This is not a problem unique to Bangladesh; rather, almost all of South Asia suffers from it, apart from major universities in East Asia and China.
As a consequence, one might ask: which comes first, the market that is able to fund and develop the research culture in universities or the educational culture that can gradually build a research-based market economy?
It is a question similar to the famed egg and chicken paradox. Arguing over it may prove useless, but there is no doubt that one fuels the other’s proper development.
To burst the bubble, the government can play a role. The government has already proven its worth in incentivising and cultivating the research culture from within. The Bangladesh Rice Research Institute, the Atomic Energy Institute, and many other government bodies are now famed for contributing to innovation in the field of agriculture in Bangladesh.
BRRI 27, 28, 107, and 110 are all domestically modified rice breeds developed by the scientists of BRRI to combat the changing climate of Bangladesh. From flood-resistant to saline soil-resilient, these innovations are uniquely made to benefit Bangladesh, and this has been made possible by the government incentivising agricultural universities to work exclusively on research and generating jobs in departments such as BRRI to support graduates after completing their education.
As for an underdeveloped country without proper econocentric policy, these precise policies are few and far between and directly influence the culture of education.
Judging our universities fairly
As there are various factors involved in having a good research base in our universities, it is evident that expecting high-quality research just by injecting funds into universities will never be possible.
It requires a collective economic model that can incentivise not only graduate-level studies but also influence students to stay back in their country and work in innovative markets. There are, however, other variables in play when determining the rankings.
The QS ranking system, for example, looks for employer reputation and employment outcomes as its variables in determining the ranking.
This is also a problematic determinant for judging the universities of Bangladesh. Local employers might be under-represented in global employer surveys, and tracking graduate outcomes systematically is resource-intensive. Some institutions may not publish enough papers or have the required structure to meet inclusion criteria and so may not be ranked or may be grouped broadly.

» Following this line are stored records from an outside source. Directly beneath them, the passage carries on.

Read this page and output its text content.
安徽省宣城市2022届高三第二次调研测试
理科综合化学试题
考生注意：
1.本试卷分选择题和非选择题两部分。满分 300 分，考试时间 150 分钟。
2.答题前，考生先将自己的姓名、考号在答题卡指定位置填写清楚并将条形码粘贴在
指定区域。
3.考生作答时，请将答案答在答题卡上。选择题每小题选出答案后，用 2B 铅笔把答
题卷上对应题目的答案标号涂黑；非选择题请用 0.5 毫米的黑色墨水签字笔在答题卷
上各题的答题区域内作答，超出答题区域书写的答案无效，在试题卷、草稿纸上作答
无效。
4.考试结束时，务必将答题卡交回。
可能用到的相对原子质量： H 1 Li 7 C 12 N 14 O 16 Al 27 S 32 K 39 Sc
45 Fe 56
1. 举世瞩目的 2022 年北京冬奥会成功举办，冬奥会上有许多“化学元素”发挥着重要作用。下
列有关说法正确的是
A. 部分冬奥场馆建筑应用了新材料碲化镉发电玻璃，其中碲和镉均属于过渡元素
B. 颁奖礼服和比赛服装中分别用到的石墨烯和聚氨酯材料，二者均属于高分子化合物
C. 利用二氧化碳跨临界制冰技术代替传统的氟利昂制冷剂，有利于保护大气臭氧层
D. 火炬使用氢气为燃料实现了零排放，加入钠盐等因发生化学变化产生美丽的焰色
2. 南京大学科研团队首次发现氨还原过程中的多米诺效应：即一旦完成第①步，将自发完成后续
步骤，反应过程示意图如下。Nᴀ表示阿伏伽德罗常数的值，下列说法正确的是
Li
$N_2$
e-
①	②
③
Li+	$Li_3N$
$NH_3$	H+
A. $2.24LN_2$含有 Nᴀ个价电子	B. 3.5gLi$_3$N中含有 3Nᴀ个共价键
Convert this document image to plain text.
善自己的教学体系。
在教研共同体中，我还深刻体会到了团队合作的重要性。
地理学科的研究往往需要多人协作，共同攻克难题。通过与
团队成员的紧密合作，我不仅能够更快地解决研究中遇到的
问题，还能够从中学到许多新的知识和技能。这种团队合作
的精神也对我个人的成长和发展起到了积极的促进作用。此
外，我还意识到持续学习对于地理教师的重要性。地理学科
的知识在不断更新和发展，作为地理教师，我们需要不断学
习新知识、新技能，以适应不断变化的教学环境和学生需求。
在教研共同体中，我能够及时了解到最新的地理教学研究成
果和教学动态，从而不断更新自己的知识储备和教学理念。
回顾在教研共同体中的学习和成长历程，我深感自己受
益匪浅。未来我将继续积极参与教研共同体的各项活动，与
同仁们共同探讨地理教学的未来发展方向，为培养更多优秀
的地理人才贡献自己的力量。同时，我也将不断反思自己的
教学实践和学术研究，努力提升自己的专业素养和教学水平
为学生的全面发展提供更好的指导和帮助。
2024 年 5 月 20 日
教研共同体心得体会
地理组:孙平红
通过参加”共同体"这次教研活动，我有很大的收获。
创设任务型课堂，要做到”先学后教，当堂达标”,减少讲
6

The employer impact and employment outcome are not clearly outlined on the QS website. QS uses its database of over 82,000 “impactful graduates” (in business, politics, higher education, charity, etc.) to measure how many of an institution’s alumni have made significant societal or professional advances. Defined as the percentage of graduates who go into paid (non-voluntary) full-time or part-time work within 15 months of finishing their degree, voluntary or unpaid work, further study, disability, travel, or caring are excluded.
The database QS uses is proprietary and not public; therefore, it is not clear if employment history among South Asians in small and medium-sized enterprises is even counted.
In Bangladesh, various business houses and small industries are often not transparent about their size and stature for tax evasion and other purposes. For some, the QS might not deem those companies significant enough when compared to global markets and thus may not include them.
QS also depends on institutions providing their own alumni data, and Bangladeshi universities still do not have a collective database of their graduate students. The existing data some may have are from unofficial sources and are not reliable for QS to consider.
This puts the estimation performed by QS on employer reputation and employment outcome in considerable doubt.
The need to develop our own system
Having observed the loopholes present in these systems, and knowing the disparity among the countries from which the universities are measured, it becomes obvious that comparing a university with one from the US is illogical and does not provide the full picture.
In terms of employment, employer preference, and skill level, Bangladeshi students in general cannot be far behind their Western counterparts. Glimpses of this are seen whenever Bangladeshi pupils participate in global competitions in STEM fields, competing with all the disadvantages they face at home.
However, the top percentage of our institutions cannot serve as a sample size for assessing our holistic system. This we need to understand even when comparing our universities with Harvard, Yale, or Oxford, for a business graduate from Harvard is expected to join Goldman Sachs with a high salary in the global market, whilst a business graduate from our nation may join a competitive company within our borders but with a lower salary when judged at the international level.
This precise discrepancy is not something that QS can cover, which is why employability factors should not be considered in the same field between contesting nations across the world.
That is why, in order to judge our universities fairly, in terms of our economic capabilities and compared to our global competitors such as India, Vietnam, or South Korea, we need to develop our own system.
It should take into consideration SMEs, small businesses, and other non-conventional employment options to truly judge a graduate’s success rate after graduation. This extends to understanding the employability of a particular university as well.
Local company norms and culture do not resemble global ones. Private employees reading this article after doing their ten-hour shift can easily recognise the need to evaluate employability in terms of the requirements demanded by local companies.
Overall, the old proverb that ‘numbers do not lie’ may very well be true, but not in all contexts. Because in order for numbers to make sense, it is we who need to understand the premise that validates their credibility. Therefore, any ranking that judges universities across the world without considering individual economics, cultures, or political contexts surrounding such institutions is not a ranking that can have credibility.
It is not the fault of numbers; the fault lies in us who calculate them without proper regard.